Four banal

Le four à ban est mentionné dès 1550 dans l'enclos du prieuré, selon l'aveu du prieur de l'époque :

"Et c’est a scavoir la maison prioralle avec ses estables basse court jardin vergier ung parc et ung four a ban avec son jardin toutz ensembles contenant envyron ung journau et demy de terre feran d’un endroict sur ladicte eglie d'autre endroict sur la maison avec son jardin du vicaire d’icelui prieure que a presant tient et o demeure maistre Yvesle Gentil d’aultre endroict sur la rue appellé la rue du Parc d’aultre endroict sur la maison et jardin de missire Paul le Carn pretre et d’aultres endroicts sur la maison et jardin Henryette Calvez oupvrant sur la place du marché dela ville dudit Sainct Renne du Boys.

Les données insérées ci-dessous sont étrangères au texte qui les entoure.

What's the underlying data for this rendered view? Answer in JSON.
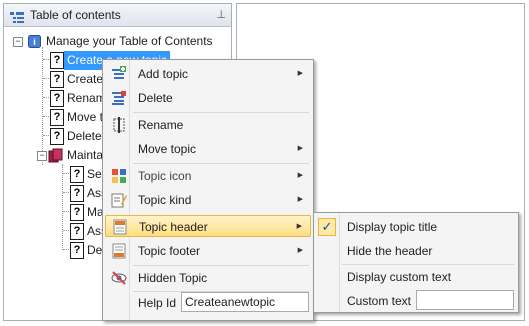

Ledict four a ban peut valloir par communs ans de ferme vignt livres monnoye par chacun an"

Cette description est reprise dans l'aveu de 1680 :

"Plus un four à ban auquel tous les manants et habitants dudit prieuré sont tenus et obligés d’y faire cuire  leurs pains et de payer le droict à la manière accoutumée ledit four ayant d’étendue huit cordes et joignant ladite églize priorale".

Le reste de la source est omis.